1. I cannot access some of my nodes

I cannot access some of my nodes

Home Forums FABRIC General Questions and Discussion I cannot access some of my nodes

Viewing 7 posts - 1 through 7 (of 7 total)
  • Author
    Posts
  • #9735

    Dear FABRIC team,

    I hope you are doing well. I suddenly lost access to some of my nodes. I was previously able to connect, but now SSH fails with a “No route to host” error through the bastion.

    Could you please check whether there is any issue with these nodes?

    Slice ID: d7ac84d6-d791-423f-88a0-90ccacd7880a

    node name: r-2-1 Node ID: 7b4c35dd-c7d1-4d29-9ca0-c71d21e6089e

    node name: r-2-3 Node ID: c834417a-7393-4cae-bd62-722358b6451f

    Thank you.

    Best regards,

    Fatih Berkay Sarpkaya

    #9739
    Mert Cevik
    Moderator

      Both VMs were crashed. I’m attaching the console outputs.
      console.7b4c35dd-c7d1-4d29-9ca0-c71d21e6089e-r-2-1
      console.c834417a-7393-4cae-bd62-722358b6451f-r-2-3

      I restarted them, they are online. I also attached their PCI devices (IP addresses need to be re-assigned).

      #9740

      Thank you so much. I checked the nodes, and they are working now. However, I lost connection to r-4-1 this time. Could you please also check this node?

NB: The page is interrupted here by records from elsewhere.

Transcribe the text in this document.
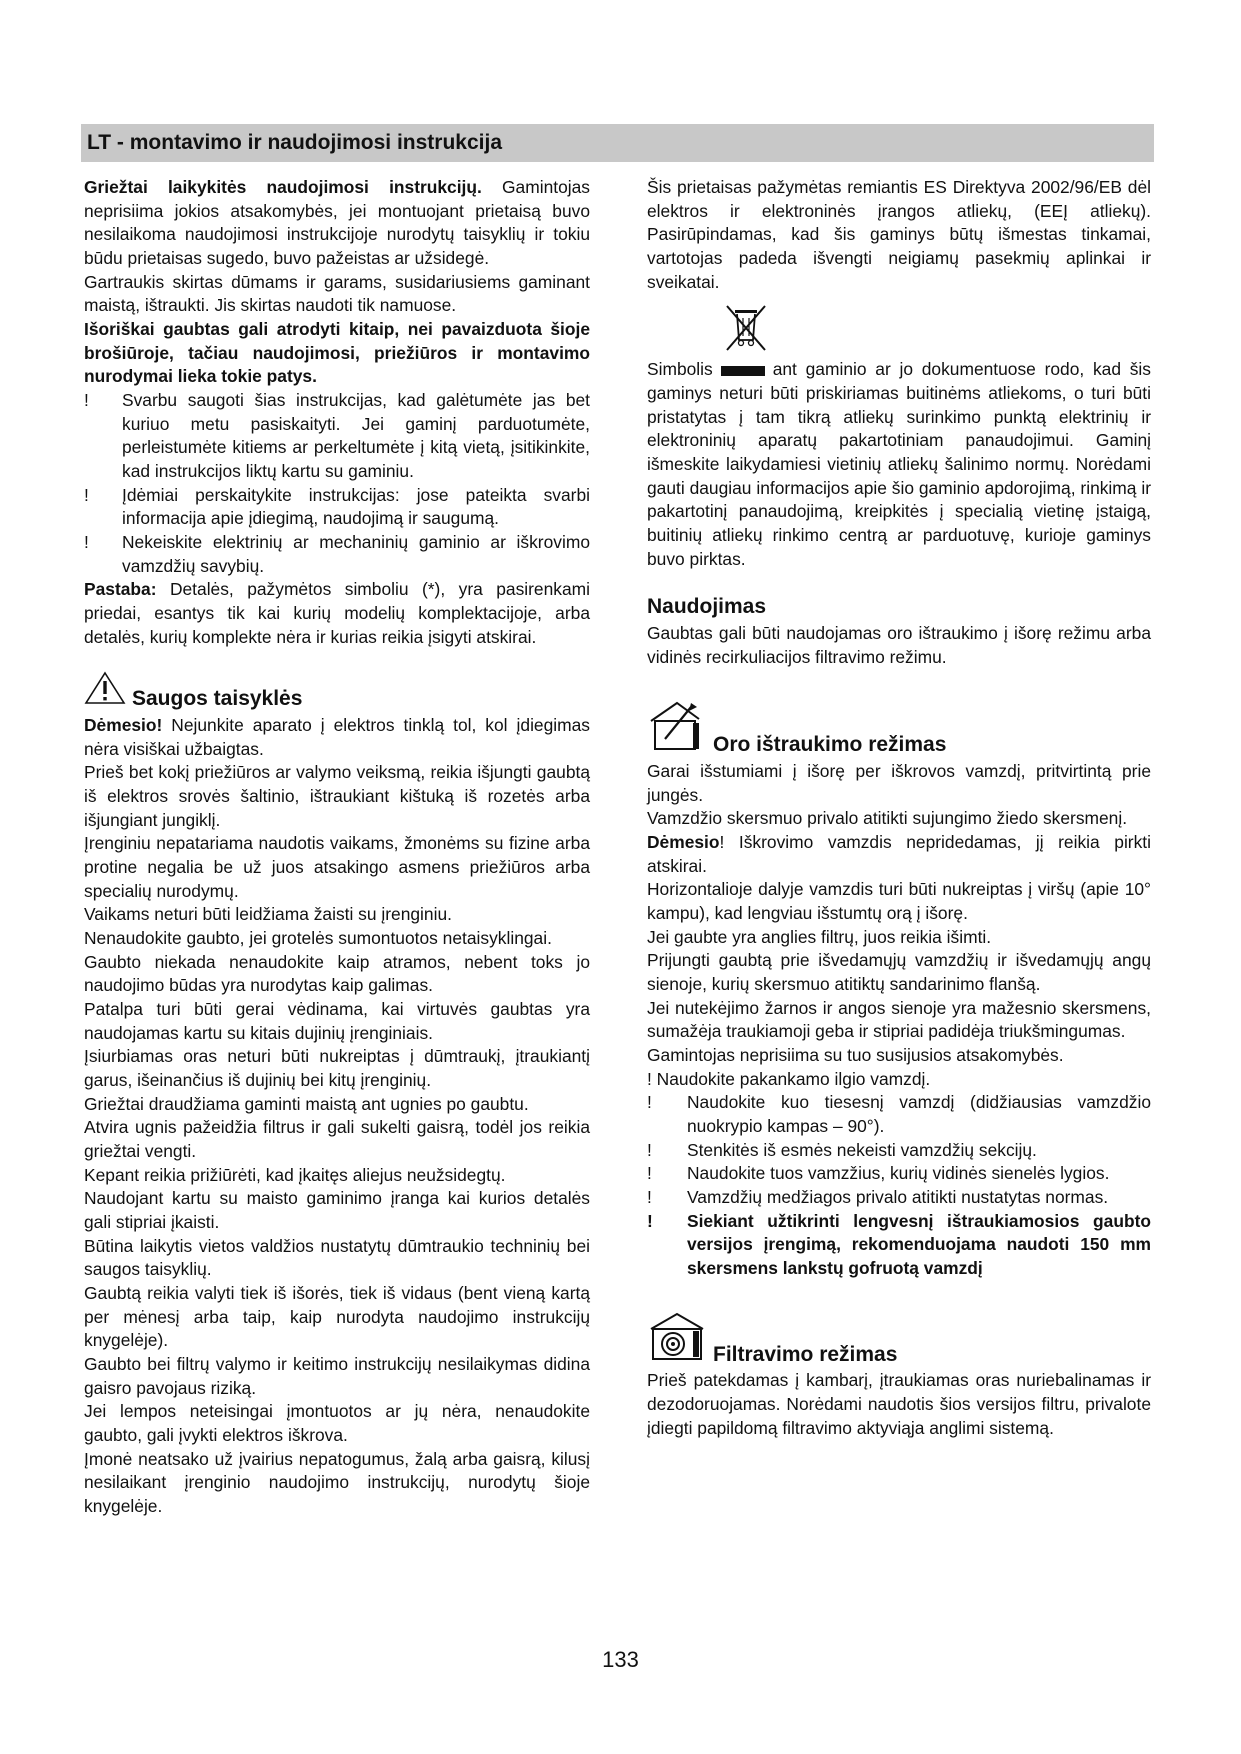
LT - montavimo ir naudojimosi instrukcija

Griežtai laikykitės naudojimosi instrukcijų. Gamintojas neprisiima jokios atsakomybės, jei montuojant prietaisą buvo nesilaikoma naudojimosi instrukcijoje nurodytų taisyklių ir tokiu būdu prietaisas sugedo, buvo pažeistas ar užsidegė.

Gartraukis skirtas dūmams ir garams, susidariusiems gaminant maistą, ištraukti. Jis skirtas naudoti tik namuose.

Išoriškai gaubtas gali atrodyti kitaip, nei pavaizduota šioje brošiūroje, tačiau naudojimosi, priežiūros ir montavimo nurodymai lieka tokie patys.

!	Svarbu saugoti šias instrukcijas, kad galėtumėte jas bet kuriuo metu pasiskaityti. Jei gaminį parduotumėte, perleistumėte kitiems ar perkeltumėte į kitą vietą, įsitikinkite, kad instrukcijos liktų kartu su gaminiu.
!	Įdėmiai perskaitykite instrukcijas: jose pateikta svarbi informacija apie įdiegimą, naudojimą ir saugumą.
!	Nekeiskite elektrinių ar mechaninių gaminio ar iškrovimo vamzdžių savybių.

Pastaba: Detalės, pažymėtos simboliu (*), yra pasirenkami priedai, esantys tik kai kurių modelių komplektacijoje, arba detalės, kurių komplekte nėra ir kurias reikia įsigyti atskirai.

Saugos taisyklės

Dėmesio! Nejunkite aparato į elektros tinklą tol, kol įdiegimas nėra visiškai užbaigtas.

Prieš bet kokį priežiūros ar valymo veiksmą, reikia išjungti gaubtą iš elektros srovės šaltinio, ištraukiant kištuką iš rozetės arba išjungiant jungiklį.

Įrenginiu nepatariama naudotis vaikams, žmonėms su fizine arba protine negalia be už juos atsakingo asmens priežiūros arba specialių nurodymų.

Vaikams neturi būti leidžiama žaisti su įrenginiu.

Nenaudokite gaubto, jei grotelės sumontuotos netaisyklingai.

Gaubto niekada nenaudokite kaip atramos, nebent toks jo naudojimo būdas yra nurodytas kaip galimas.

Patalpa turi būti gerai vėdinama, kai virtuvės gaubtas yra naudojamas kartu su kitais dujinių įrenginiais.

Įsiurbiamas oras neturi būti nukreiptas į dūmtraukį, įtraukiantį garus, išeinančius iš dujinių bei kitų įrenginių.

Griežtai draudžiama gaminti maistą ant ugnies po gaubtu.

Atvira ugnis pažeidžia filtrus ir gali sukelti gaisrą, todėl jos reikia griežtai vengti.

Kepant reikia prižiūrėti, kad įkaitęs aliejus neužsidegtų.

Naudojant kartu su maisto gaminimo įranga kai kurios detalės gali stipriai įkaisti.

Būtina laikytis vietos valdžios nustatytų dūmtraukio techninių bei saugos taisyklių.

Gaubtą reikia valyti tiek iš išorės, tiek iš vidaus (bent vieną kartą per mėnesį arba taip, kaip nurodyta naudojimo instrukcijų knygelėje).

Gaubto bei filtrų valymo ir keitimo instrukcijų nesilaikymas didina gaisro pavojaus riziką.

Jei lempos neteisingai įmontuotos ar jų nėra, nenaudokite gaubto, gali įvykti elektros iškrova.

Įmonė neatsako už įvairius nepatogumus, žalą arba gaisrą, kilusį nesilaikant įrenginio naudojimo instrukcijų, nurodytų šioje knygelėje.

Šis prietaisas pažymėtas remiantis ES Direktyva 2002/96/EB dėl elektros ir elektroninės įrangos atliekų, (EEĮ atliekų). Pasirūpindamas, kad šis gaminys būtų išmestas tinkamai, vartotojas padeda išvengti neigiamų pasekmių aplinkai ir sveikatai.

Simbolis	ant gaminio ar jo dokumentuose rodo, kad šis gaminys neturi būti priskiriamas buitinėms atliekoms, o turi būti pristatytas į tam tikrą atliekų surinkimo punktą elektrinių ir elektroninių aparatų pakartotiniam panaudojimui. Gaminį išmeskite laikydamiesi vietinių atliekų šalinimo normų. Norėdami gauti daugiau informacijos apie šio gaminio apdorojimą, rinkimą ir pakartotinį panaudojimą, kreipkitės į specialią vietinę įstaigą, buitinių atliekų rinkimo centrą ar parduotuvę, kurioje gaminys buvo pirktas.

Naudojimas

Gaubtas gali būti naudojamas oro ištraukimo į išorę režimu arba vidinės recirkuliacijos filtravimo režimu.

Oro ištraukimo režimas

Garai išstumiami į išorę per iškrovos vamzdį, pritvirtintą prie jungės.

Vamzdžio skersmuo privalo atitikti sujungimo žiedo skersmenį.

Dėmesio! Iškrovimo vamzdis nepridedamas, jį reikia pirkti atskirai.

Horizontalioje dalyje vamzdis turi būti nukreiptas į viršų (apie 10° kampu), kad lengviau išstumtų orą į išorę.

Jei gaubte yra anglies filtrų, juos reikia išimti.

Prijungti gaubtą prie išvedamųjų vamzdžių ir išvedamųjų angų sienoje, kurių skersmuo atitiktų sandarinimo flanšą.

Jei nutekėjimo žarnos ir angos sienoje yra mažesnio skersmens, sumažėja traukiamoji geba ir stipriai padidėja triukšmingumas.

Gamintojas neprisiima su tuo susijusios atsakomybės.

! Naudokite pakankamo ilgio vamzdį.

!	Naudokite kuo tiesesnį vamzdį (didžiausias vamzdžio nuokrypio kampas – 90°).
!	Stenkitės iš esmės nekeisti vamzdžių sekcijų.
!	Naudokite tuos vamzžius, kurių vidinės sienelės lygios.
!	Vamzdžių medžiagos privalo atitikti nustatytas normas.
!	Siekiant užtikrinti lengvesnį ištraukiamosios gaubto versijos įrengimą, rekomenduojama naudoti 150 mm skersmens lankstų gofruotą vamzdį
Filtravimo režimas

Prieš patekdamas į kambarį, įtraukiamas oras nuriebalinamas ir dezodoruojamas. Norėdami naudotis šios versijos filtru, privalote įdiegti papildomą filtravimo aktyviąja anglimi sistemą.

133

      Slice ID: d7ac84d6-d791-423f-88a0-90ccacd7880a

      node name: r-4-1 Node ID: 33186378-c0a9-48de-a382-0e78cb209d6b

      Thank you for your time.

      Best regards,

      Fatih Berkay Sarpkaya

      #9741
      Mert Cevik
      Moderator

        Same situation. Rebooted, devices attached.

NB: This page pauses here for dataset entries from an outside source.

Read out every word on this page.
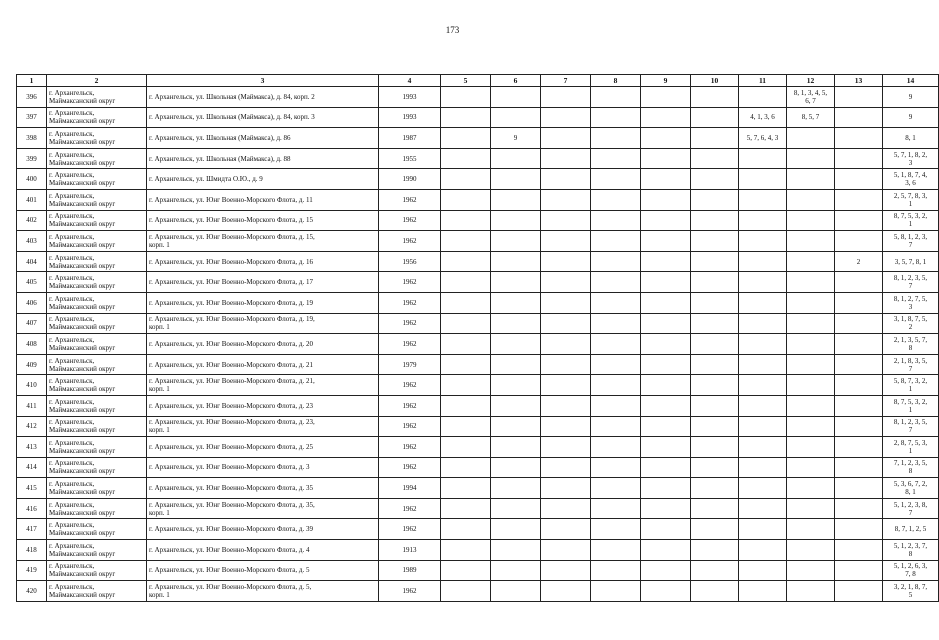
173
1	2	3	4	5	6	7	8	9	10	11	12	13	14
396	г. Архангельск,
Маймаксанский округ	г. Архангельск, ул. Школьная (Маймакса), д. 84, корп. 2	1993								8, 1, 3, 4, 5,
6, 7		9
397	г. Архангельск,
Маймаксанский округ	г. Архангельск, ул. Школьная (Маймакса), д. 84, корп. 3	1993							4, 1, 3, 6	8, 5, 7		9
398	г. Архангельск,
Маймаксанский округ	г. Архангельск, ул. Школьная (Маймакса), д. 86	1987		9					5, 7, 6, 4, 3			8, 1
399	г. Архангельск,
Маймаксанский округ	г. Архангельск, ул. Школьная (Маймакса), д. 88	1955										5, 7, 1, 8, 2,
3
400	г. Архангельск,
Маймаксанский округ	г. Архангельск, ул. Шмидта О.Ю., д. 9	1990										5, 1, 8, 7, 4,
3, 6
401	г. Архангельск,
Маймаксанский округ	г. Архангельск, ул. Юнг Военно-Морского Флота, д. 11	1962										2, 5, 7, 8, 3,
1
402	г. Архангельск,
Маймаксанский округ	г. Архангельск, ул. Юнг Военно-Морского Флота, д. 15	1962										8, 7, 5, 3, 2,
1
403	г. Архангельск,
Маймаксанский округ	г. Архангельск, ул. Юнг Военно-Морского Флота, д. 15,
корп. 1	1962										5, 8, 1, 2, 3,
7
404	г. Архангельск,
Маймаксанский округ	г. Архангельск, ул. Юнг Военно-Морского Флота, д. 16	1956									2	3, 5, 7, 8, 1
405	г. Архангельск,
Маймаксанский округ	г. Архангельск, ул. Юнг Военно-Морского Флота, д. 17	1962										8, 1, 2, 3, 5,
7
406	г. Архангельск,
Маймаксанский округ	г. Архангельск, ул. Юнг Военно-Морского Флота, д. 19	1962										8, 1, 2, 7, 5,
3
407	г. Архангельск,
Маймаксанский округ	г. Архангельск, ул. Юнг Военно-Морского Флота, д. 19,
корп. 1	1962										3, 1, 8, 7, 5,
2
408	г. Архангельск,
Маймаксанский округ	г. Архангельск, ул. Юнг Военно-Морского Флота, д. 20	1962										2, 1, 3, 5, 7,
8
409	г. Архангельск,
Маймаксанский округ	г. Архангельск, ул. Юнг Военно-Морского Флота, д. 21	1979										2, 1, 8, 3, 5,
7
410	г. Архангельск,
Маймаксанский округ	г. Архангельск, ул. Юнг Военно-Морского Флота, д. 21,
корп. 1	1962										5, 8, 7, 3, 2,
1
411	г. Архангельск,
Маймаксанский округ	г. Архангельск, ул. Юнг Военно-Морского Флота, д. 23	1962										8, 7, 5, 3, 2,
1
412	г. Архангельск,
Маймаксанский округ	г. Архангельск, ул. Юнг Военно-Морского Флота, д. 23,
корп. 1	1962										8, 1, 2, 3, 5,
7
413	г. Архангельск,
Маймаксанский округ	г. Архангельск, ул. Юнг Военно-Морского Флота, д. 25	1962										2, 8, 7, 5, 3,
1
414	г. Архангельск,
Маймаксанский округ	г. Архангельск, ул. Юнг Военно-Морского Флота, д. 3	1962										7, 1, 2, 3, 5,
8
415	г. Архангельск,
Маймаксанский округ	г. Архангельск, ул. Юнг Военно-Морского Флота, д. 35	1994										5, 3, 6, 7, 2,
8, 1
416	г. Архангельск,
Маймаксанский округ	г. Архангельск, ул. Юнг Военно-Морского Флота, д. 35,
корп. 1	1962										5, 1, 2, 3, 8,
7
417	г. Архангельск,
Маймаксанский округ	г. Архангельск, ул. Юнг Военно-Морского Флота, д. 39	1962										8, 7, 1, 2, 5
418	г. Архангельск,
Маймаксанский округ	г. Архангельск, ул. Юнг Военно-Морского Флота, д. 4	1913										5, 1, 2, 3, 7,
8
419	г. Архангельск,
Маймаксанский округ	г. Архангельск, ул. Юнг Военно-Морского Флота, д. 5	1989										5, 1, 2, 6, 3,
7, 8
420	г. Архангельск,
Маймаксанский округ	г. Архангельск, ул. Юнг Военно-Морского Флота, д. 5,
корп. 1	1962										3, 2, 1, 8, 7,
5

        I’m not sure what is causing this, worker node is not extremely loaded, but inside the VMs there seem to be mellanox driver issues. If you share some context about the actual experiment and traffic (generated/exchanged) we can try to understand and find a way to have it sustain reliably. Otherwise, I don’t have any clues right now. You can directly reach out if you prefer.

        #9742

        Thank you so much for your help.

        We are running a multi-AS IPv6 routing experiment with multiple router VMs organized into 6 ASes and a few endpoint VMs. The routers run FRR for BGP and OSPFv3, and we use SRv6 to steer some flows along specific paths. The crashes seem to happen when we push routing/SRv6 configuration changes across all routers at once. So far, three different routers have crashed in this way: r-2-1, r-2-3, and now r-4-1.

        The console output you sent seems to point to kernel-level issues; one looked like a Mellanox driver issue, and another looked like a possible SRv6 kernel bug. We are using Ubuntu 22.04 with kernel 5.15.0-143-generic.

        I am not sure whether this is something we can reliably fix from our side, but please let me know if you have any suggestions.

        Thank you.

        Best regards,

        Fatih Berkay Sarpkaya

        #9743

        For node “r-4-1” that you have just restored, could you please check again if its connections are correct. It was connected to “r-1-4” directly, but currently, I cannot ping between these nodes, so I thought there could be an issue between their L2 links.

        Thank you for your time.

        Best regards,

        Fatih Berkay Sarpkaya

        #9744

        Hi,

        Sorry, this could be my mistake. After the reboot, the Linux interface assignment may have changed. I can now see the connection through a different interface than before the crash.

        Thank you.

        Kind regards,

        Fatih Berkay Sarpkaya

      Viewing 7 posts - 1 through 7 (of 7 total)
      • You must be logged in to reply to this topic.